Herman Moll came to London in 1678 from Germany or Holland and worked as an engraver for Moses Pitt. He possessed a talent for making interesting friends and provided maps for Daniel Defoe's Robinson Crusoe and Jonathan Swift's Gulliver's Travels. He also associated with explorer/buccaneer William Dampier and the chemist Robert Boyle. From 1689, he operated his own London shop. Maps of a uniquely Moll character, including his beautiful signature lettering, began to appear during Queen Anne's reign, and his individual style of mapmaking grew increasingly more distinct as his career progressed. Herman Moll was one of the most significant and distinctive European cartographers of the late seventeenth and early eighteenth centuries.
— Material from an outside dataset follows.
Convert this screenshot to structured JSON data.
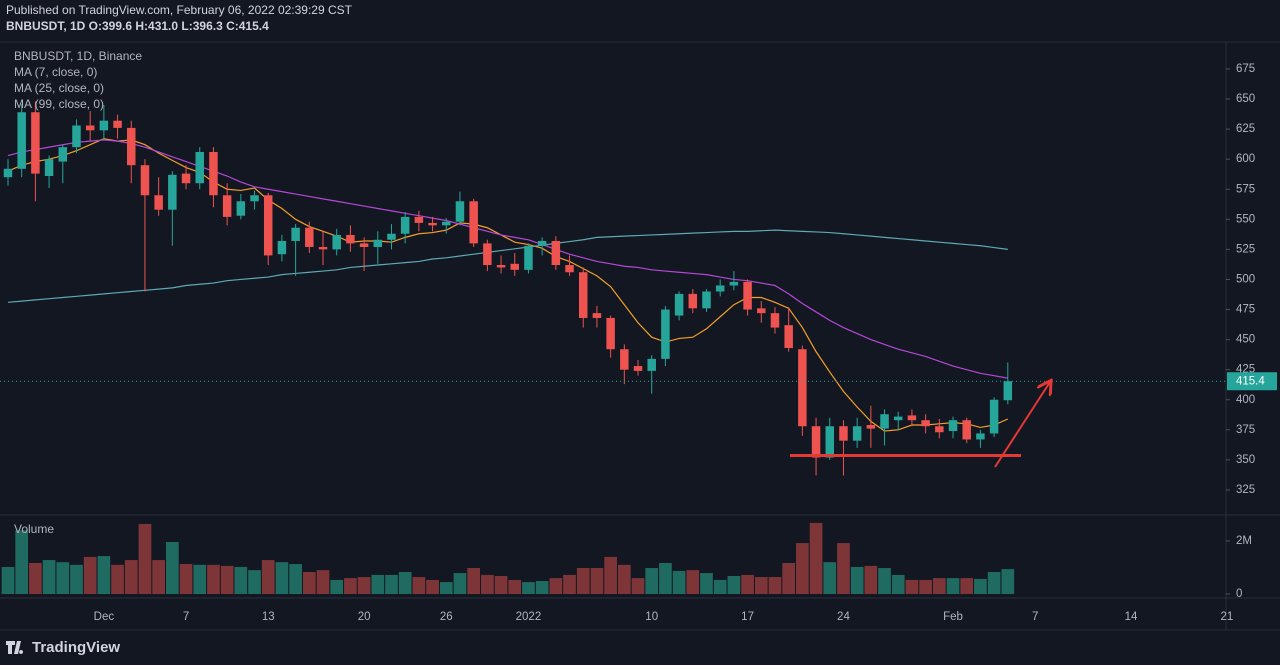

He enjoyed a lengthy and productive career that spanned almost six decades and yielded more than two dozen geographies, atlases, and histories, as well as myriad separate maps, charts and globes spanning the known world. He possessed a strong and tasteful design sense that, when combined with his engraving talents, led to the creation of unique and aesthetically pleasing maps, many of which are considered graphic masterpieces. Moll and his maps also flourished during the fascinating and dynamic era of the British Enlightenment and the early, heady days of empire.

The cartographer eventually became part of a number of impressive circles that gathered regularly at London coffeehouses and which included, among others, the scientist Robert Hooke, the writers Daniel Defoe (Robinson Crusoe) and Jonathan Swift (Gullivers Travels), the buccaneers William Dampier and Woodes Rogers, and the field archeologist and antiquarian Rev. Dr. William Stukeley. Over the years these men and others came together in loosely knit and shifting groups and developed an intellectual and commercial interdependence around the themes of geography, cartography, literature and empire.